語りは主人公ケマルのものなのだが、物語半ばでオルハン・パムクが登場し、この本は彼が書いていることがわかる。また、ケマルが私設博物館を創設して、そこに愛するフュスンゆかりの品を展示していることもわかってくる。しかも、読者はそこを訪れてケマルが説明するゆかりの品を鑑賞していることにもなっている。そう、本書は過去を振り返っているのである。すでに事は終結している。それは悲劇で終わり、ケマルはそれを乗り越えていまはすべてが落ち着くところに落ち着いているのもわかる。

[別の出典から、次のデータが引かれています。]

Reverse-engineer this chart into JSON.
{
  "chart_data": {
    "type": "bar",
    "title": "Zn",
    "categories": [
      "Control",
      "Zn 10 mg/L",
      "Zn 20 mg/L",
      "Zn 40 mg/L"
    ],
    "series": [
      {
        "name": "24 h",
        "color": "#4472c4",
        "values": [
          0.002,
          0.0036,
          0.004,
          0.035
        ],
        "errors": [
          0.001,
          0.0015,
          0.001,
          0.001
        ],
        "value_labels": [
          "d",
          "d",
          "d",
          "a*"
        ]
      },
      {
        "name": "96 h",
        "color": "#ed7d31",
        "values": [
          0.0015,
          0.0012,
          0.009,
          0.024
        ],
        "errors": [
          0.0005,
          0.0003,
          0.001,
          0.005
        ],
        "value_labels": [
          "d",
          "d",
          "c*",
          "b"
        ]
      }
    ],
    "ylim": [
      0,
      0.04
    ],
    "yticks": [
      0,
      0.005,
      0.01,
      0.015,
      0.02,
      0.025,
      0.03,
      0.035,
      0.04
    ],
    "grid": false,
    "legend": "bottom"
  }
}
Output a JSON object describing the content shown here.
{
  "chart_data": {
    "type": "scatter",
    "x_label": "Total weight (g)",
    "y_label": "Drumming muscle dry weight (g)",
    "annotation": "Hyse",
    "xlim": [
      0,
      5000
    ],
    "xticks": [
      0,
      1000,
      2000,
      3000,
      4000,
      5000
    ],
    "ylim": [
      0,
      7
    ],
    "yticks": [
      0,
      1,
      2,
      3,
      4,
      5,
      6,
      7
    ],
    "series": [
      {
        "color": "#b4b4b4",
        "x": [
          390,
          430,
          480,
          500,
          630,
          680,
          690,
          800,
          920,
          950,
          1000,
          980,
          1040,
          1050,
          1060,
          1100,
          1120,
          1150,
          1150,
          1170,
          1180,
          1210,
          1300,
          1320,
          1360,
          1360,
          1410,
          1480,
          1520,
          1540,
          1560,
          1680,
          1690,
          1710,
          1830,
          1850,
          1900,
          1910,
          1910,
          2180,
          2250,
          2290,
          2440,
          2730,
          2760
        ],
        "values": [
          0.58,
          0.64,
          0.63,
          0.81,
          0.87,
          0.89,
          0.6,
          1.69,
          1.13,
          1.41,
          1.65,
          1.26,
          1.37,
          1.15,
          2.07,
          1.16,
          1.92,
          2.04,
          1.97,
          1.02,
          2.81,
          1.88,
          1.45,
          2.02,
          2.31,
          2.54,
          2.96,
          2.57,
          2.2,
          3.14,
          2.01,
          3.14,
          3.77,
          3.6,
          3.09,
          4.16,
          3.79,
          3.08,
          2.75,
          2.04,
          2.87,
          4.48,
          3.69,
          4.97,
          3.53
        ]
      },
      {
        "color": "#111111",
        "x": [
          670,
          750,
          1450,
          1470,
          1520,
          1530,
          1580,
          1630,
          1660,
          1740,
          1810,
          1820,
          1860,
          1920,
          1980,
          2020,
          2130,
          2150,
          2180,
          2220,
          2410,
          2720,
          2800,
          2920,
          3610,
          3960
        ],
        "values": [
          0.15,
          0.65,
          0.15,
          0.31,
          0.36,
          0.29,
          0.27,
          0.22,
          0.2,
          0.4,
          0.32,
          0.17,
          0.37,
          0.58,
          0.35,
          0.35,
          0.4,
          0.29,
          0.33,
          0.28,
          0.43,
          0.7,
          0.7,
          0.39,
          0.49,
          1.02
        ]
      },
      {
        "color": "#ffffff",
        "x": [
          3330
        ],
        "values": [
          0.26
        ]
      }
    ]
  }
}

さらに驚くことに、本書は現実と物語世界がリンクしており、イスタンブールのチュクルジマ地区に実在する無垢の博物館を訪れることもできるのである。え?実在する?そうなの?知らなかったー!!で、調べてみたら、ほんとにあんの!Googleマップでトルコのイスタンブールを見にいくと、すぐ見つかるんだもの驚いたー。
それはさておき、上巻でなんか引くわーという感想しか得られなかったのだが、こうしてすべて読了したいまもそれは変わらない。一切共感が得られなかった。ていうか、なにしてんの?という疑問符が終始つきまとっていた。決して、傑作純愛小説とは思わないし、ケマルだけではなくトルコの男性一般もなんだかなーって感じだし、長い物語でもあり、なんとなく親しみはあるんだけど本質の部分では受け入れられなかった。しばらく、この人の本は読むこともないかなと思うのである。
こんな感想、ぼくだけなんだろうか?文庫のオビのいとうせいこうも、金原ひとみも言っていることまったく理解できないんだけど。無垢?破綻じゃないのか?これは『破綻の博物館』じゃないのか?